This program provides a set of natural language tools written in Python. It can take a .csv file, find a specific column, provided by the user should they chose to use a new .csv file, and generate unigram, bigram and trigram models. Text was normalized to fit model. See source documentation for the explanation. Once generated, you may retrieve the observed frequency and probability for a given n-gram; as well as other interesting commands. Ultimately, all of the tools are used to randomly generate sentences using the different n-gram models.
This program requires the following packages:
* argparse (https://pypi.python.org/pypi/argparse)
* NLTK (https://www.nltk.org/data.html)
* PrettyTable (https://pypi.python.org/pypi/PrettyTable)
This program requires the following .csv files:
* Amazone Fine Food Reviews
(https://www.kaggle.com/snap/amazon-fine-food-reviews/data)
* Wine Reviews
(https://www.kaggle.com/zynicide/wine-reviews/data)
Changing the file name will result in a FileNotFoundError
There are three optional parameters:
* -f FILE, --file FILE
The name of csv file in the format of filename.csv
* -l LINES, --lines LINES
The amount of lines of text to be processed.
* -c COLUMN, --column COLUMN
If the user wishes to use their own .csv file, the
index of the column that holds the text should be
entered.

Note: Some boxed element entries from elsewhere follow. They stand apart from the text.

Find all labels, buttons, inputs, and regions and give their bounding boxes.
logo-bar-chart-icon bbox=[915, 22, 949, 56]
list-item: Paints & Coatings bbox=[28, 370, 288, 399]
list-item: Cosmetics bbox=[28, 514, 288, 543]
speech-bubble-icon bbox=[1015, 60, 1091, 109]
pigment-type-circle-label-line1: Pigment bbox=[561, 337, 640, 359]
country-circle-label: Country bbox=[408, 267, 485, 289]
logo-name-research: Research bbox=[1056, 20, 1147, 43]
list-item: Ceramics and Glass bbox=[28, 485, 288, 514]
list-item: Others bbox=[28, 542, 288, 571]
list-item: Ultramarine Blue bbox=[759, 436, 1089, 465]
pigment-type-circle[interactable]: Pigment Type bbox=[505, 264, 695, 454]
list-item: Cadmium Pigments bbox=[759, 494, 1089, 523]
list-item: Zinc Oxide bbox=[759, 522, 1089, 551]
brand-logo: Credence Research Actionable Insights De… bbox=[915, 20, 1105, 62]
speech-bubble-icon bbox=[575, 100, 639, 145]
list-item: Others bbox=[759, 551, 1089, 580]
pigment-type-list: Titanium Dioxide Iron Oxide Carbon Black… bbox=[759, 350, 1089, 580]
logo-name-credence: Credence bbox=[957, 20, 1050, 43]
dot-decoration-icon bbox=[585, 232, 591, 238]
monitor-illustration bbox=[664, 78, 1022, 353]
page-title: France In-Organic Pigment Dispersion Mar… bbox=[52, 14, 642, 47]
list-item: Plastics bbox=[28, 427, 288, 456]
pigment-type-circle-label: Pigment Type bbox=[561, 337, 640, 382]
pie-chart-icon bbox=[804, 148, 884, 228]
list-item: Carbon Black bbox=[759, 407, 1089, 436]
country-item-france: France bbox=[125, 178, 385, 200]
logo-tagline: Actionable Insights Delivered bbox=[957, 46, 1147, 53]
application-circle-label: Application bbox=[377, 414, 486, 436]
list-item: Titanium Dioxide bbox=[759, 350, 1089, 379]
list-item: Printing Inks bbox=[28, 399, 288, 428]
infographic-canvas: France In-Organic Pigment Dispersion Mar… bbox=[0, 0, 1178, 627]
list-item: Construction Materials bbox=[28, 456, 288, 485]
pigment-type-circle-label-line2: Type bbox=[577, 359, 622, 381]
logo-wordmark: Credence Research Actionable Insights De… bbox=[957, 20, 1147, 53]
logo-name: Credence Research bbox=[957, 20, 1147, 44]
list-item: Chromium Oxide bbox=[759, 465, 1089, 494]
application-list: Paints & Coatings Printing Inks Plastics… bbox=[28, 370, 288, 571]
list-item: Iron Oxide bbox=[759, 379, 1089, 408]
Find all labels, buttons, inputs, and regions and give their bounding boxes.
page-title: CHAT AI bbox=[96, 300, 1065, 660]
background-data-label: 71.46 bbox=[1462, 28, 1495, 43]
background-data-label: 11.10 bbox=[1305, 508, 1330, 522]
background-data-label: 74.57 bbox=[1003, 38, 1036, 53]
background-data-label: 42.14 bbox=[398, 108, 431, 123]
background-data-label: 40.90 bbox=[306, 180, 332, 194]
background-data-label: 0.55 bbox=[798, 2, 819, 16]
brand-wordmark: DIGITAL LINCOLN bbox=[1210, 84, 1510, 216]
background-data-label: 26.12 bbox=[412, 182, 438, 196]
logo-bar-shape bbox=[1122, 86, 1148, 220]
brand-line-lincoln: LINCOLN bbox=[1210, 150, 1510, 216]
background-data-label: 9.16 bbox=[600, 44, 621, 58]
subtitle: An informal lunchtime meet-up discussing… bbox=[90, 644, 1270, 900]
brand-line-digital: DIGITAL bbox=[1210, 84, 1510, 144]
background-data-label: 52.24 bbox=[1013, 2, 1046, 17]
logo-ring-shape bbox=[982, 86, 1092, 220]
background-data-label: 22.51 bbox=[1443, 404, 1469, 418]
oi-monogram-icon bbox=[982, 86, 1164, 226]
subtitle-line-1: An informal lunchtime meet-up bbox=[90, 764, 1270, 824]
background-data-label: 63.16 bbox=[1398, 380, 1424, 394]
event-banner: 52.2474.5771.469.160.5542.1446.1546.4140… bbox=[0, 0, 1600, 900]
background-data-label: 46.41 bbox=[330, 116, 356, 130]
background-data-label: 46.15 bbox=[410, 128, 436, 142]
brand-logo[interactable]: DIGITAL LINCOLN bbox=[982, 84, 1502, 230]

For example: the text for the winemag-
data_first150k.csv .csv file is in the 3rd column.
Therefore, a 2 would be entered.
Should no parameters be given, the following default paremeters will be given:
* -f Reviews.csv
* -l 50000
* -c 9
If you are using the terminal, navigate to the directory containing the main.py file.
- Entering the command:
python main.py -hwill provide you with the above instructions.
If you are using an IDE, you can also run the main.py file with or without providing parameters.